A Mega Beedrill as seen in Pokémon Omega Ruby and Pokémon Alpha Sapphire; the character discussed here is one such entity.


Origin: The Chaos Zone (first appeared in 2020)

Other Relevant Media: Rockman X Mega Mission (collectible card series, 1995), Mother 3 (video game, 2006)

One of two entities born from Limited first given to Li’l Miss Marshmallow, Sakarin was formed from the softer, calmer side of the maid robot. This doesn’t make her parasitic origins any less a source of violence for her, and rather than mixing her quiet, calm attitude with friendliness, she simply watches silently as she attacks anyone she can.

With the template of house maintenance, Sakarin’s body mutated from Marshmallow’s to be armed with weaponized air flow. While she mostly prefers the cold of attacks like Chilled Air and a raid of liquid nitrogen called Nitrogen Drip, she can also set the area ablaze with just a light gust of 1,200 °C called a Heated Breeze.

General Voice Description

Young Adult; always speaks quietly and/or deadpan, never raising her voice even if it’d seem instinctual to do so; voice is filtered to sound “robotic”, with even small changes in pitch sounding inhuman

Example Voice

Source: League of Legends (video game, 2009)
Original Context: The voice of the character “Orianna”.

Mugshot of Sakarin as she appears in The Chaos Zone.


Origin: The Chaos Zone (first appeared in 2020)

Other Relevant Media: Rockman X Mega Mission (collectible card series, 1995), Mother 3 (video game, 2006)

One of two entities born from Limited first given to Li’l Miss Marshmallow, Sakaros’ was formed from the maid robot’s more hostile side, and she doesn’t hide it at all, not in her eight-limbed appearance or her high-strung attitude. The idea of “calming down” might as well be a myth for her, and she’ll make sure to make each limb busy either going on the attack or giving chase to those she opposes.

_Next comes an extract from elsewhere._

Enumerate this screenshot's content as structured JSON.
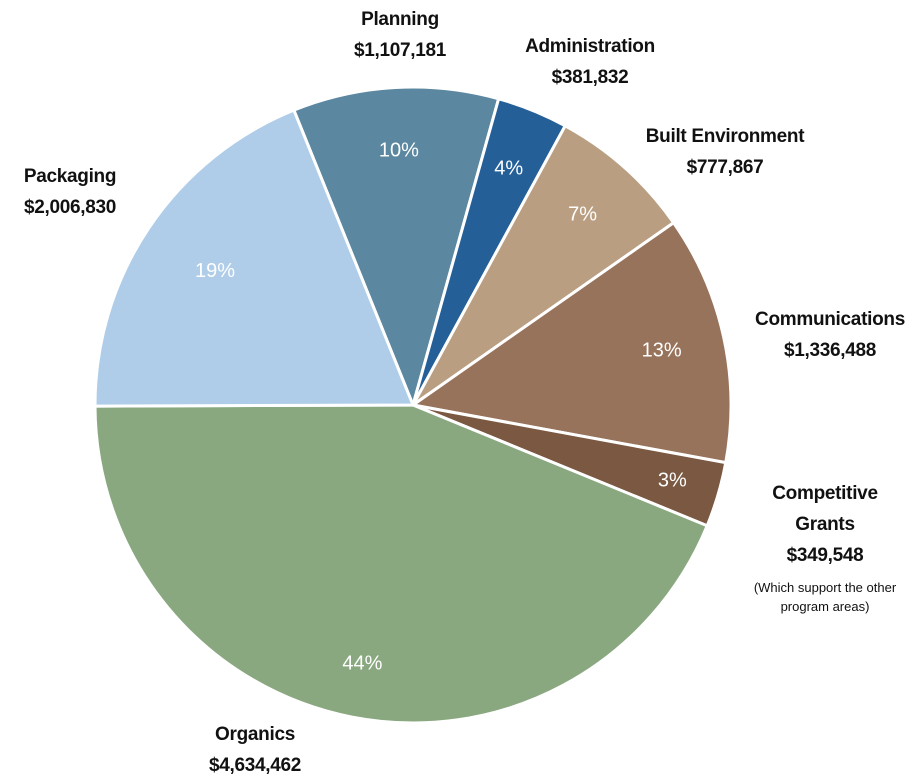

Worse yet, Sakaros’ mind is just clear enough that she can actually plan things. She’s managed to backstab supposed peers in a rebel-like alliance, and repurposed their studies for her own wants.

While Sakaros’ use of cleaning tools seems ridiculous, she’s a threat even if she has more opponents than she does limbs. Her Feather Smack hits hard while also smothering targets with dust, Blow Dry releases high-pressure wind at 900 °C, she can deflect and reflect attacks with a blinding Mirror Sheen, and if she gets out the hedge clippers for a Grass Chopper…well, it’s easy to figure out the rest, but not a pleasant thought.

General Voice Description

Young Adult; always speaks loudly, frantically, and violently; voice is filtered to sound “robotic”

Example Voice

Source: Alice: Madness Returns (video game, 2011)
Original Context: The voice of the character “The Red Queen”.
Additional Note: The samples have been heavily edited from the source material to sound more frantic and add the “robotic” sound described above.

“AH, IT’S ONLY A FLESH WOUND…! (glitched laughter)”
“(glitched, pained yell)”
Sakaros as she appears in The Chaos Zone.